Federal Tresury’s discussion paper on the new consumer laws sets out a raft of terms it suggests could be banned. These include a number of commonly used terms such as:

  • Terms that allow a business to retain the title to supplied goods, allowing the supplier to reclaim goods that aren’t paid for (this is also known as a Romapla clause).
  • Terms under which consumers acknowledge that they have read or understood the contract.
  • Flat or fixed early termination fees and those requiring the paying out of the contract.
  • Terms allowing suppliers to retain amounts paid by consumers to defray unpaid amounts, or to debit consumers’ accounts for unpaid amounts.
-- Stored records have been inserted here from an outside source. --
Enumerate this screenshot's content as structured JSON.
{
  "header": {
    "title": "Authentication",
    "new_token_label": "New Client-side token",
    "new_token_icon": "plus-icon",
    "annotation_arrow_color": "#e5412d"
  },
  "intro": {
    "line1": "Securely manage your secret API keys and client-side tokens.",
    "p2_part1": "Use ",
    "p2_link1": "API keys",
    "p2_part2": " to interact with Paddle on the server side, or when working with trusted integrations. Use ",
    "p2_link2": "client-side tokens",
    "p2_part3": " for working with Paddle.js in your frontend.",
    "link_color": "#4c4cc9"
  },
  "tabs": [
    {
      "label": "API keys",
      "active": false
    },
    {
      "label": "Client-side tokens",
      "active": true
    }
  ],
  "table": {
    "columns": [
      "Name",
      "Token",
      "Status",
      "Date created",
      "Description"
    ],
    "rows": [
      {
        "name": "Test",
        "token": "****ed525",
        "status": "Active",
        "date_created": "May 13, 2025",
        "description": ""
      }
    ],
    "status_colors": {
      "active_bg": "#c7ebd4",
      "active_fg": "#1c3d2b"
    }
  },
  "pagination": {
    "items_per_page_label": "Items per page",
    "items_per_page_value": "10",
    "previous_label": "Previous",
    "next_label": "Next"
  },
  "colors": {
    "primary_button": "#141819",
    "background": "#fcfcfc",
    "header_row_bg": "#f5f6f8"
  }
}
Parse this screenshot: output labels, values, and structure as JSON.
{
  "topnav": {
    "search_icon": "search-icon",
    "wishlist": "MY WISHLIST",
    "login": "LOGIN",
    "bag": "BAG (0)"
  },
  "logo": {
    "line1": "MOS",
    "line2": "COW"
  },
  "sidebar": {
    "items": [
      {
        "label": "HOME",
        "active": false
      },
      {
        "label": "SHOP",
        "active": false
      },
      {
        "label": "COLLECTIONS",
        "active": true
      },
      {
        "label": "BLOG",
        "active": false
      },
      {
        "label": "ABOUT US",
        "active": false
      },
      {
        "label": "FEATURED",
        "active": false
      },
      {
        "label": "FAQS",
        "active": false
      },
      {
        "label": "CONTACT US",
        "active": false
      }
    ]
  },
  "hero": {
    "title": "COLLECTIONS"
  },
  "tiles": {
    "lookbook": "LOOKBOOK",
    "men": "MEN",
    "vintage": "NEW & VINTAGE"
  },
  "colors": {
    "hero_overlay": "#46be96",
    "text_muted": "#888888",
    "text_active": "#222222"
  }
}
Bowen is looking at the idea of a blacklist of banned terms, or a “greylist” of terms that the regulator would have concerns about but could be allowed by a court in certain circumstances.

 

Abrahams does not like the idea of a blacklist, and says it would mean terms that are commonly used in non-standard contracts – like termination fees – would be under question.

 

He says lawmakers also need to be a careful that contracts can allow for a degree of flexibility, particularly in business relationships.

 

A spokesman for Bowen says the Minister is continuing to work on the legislation and the all-important transitional arrangements that will govern standard-form contracts already in place.

 

Given Bowen’s desire to have the laws in place by the start of next year, Abrahams says it is unlikely that interested parties will get to see draft legislation.

 

“This is a pretty significant change to consumer laws, and that’s a very, very swift timetable,” he says.

 

His message to SMEs – keep a very close eye on this process. “It’s definitely going to have an impact one way or another, so I think that SMEs will need to be monitoring what’s happening.

 

“You are going to need to look at your standard form agreements in the next six-to-nine months to make sure they are compliant.”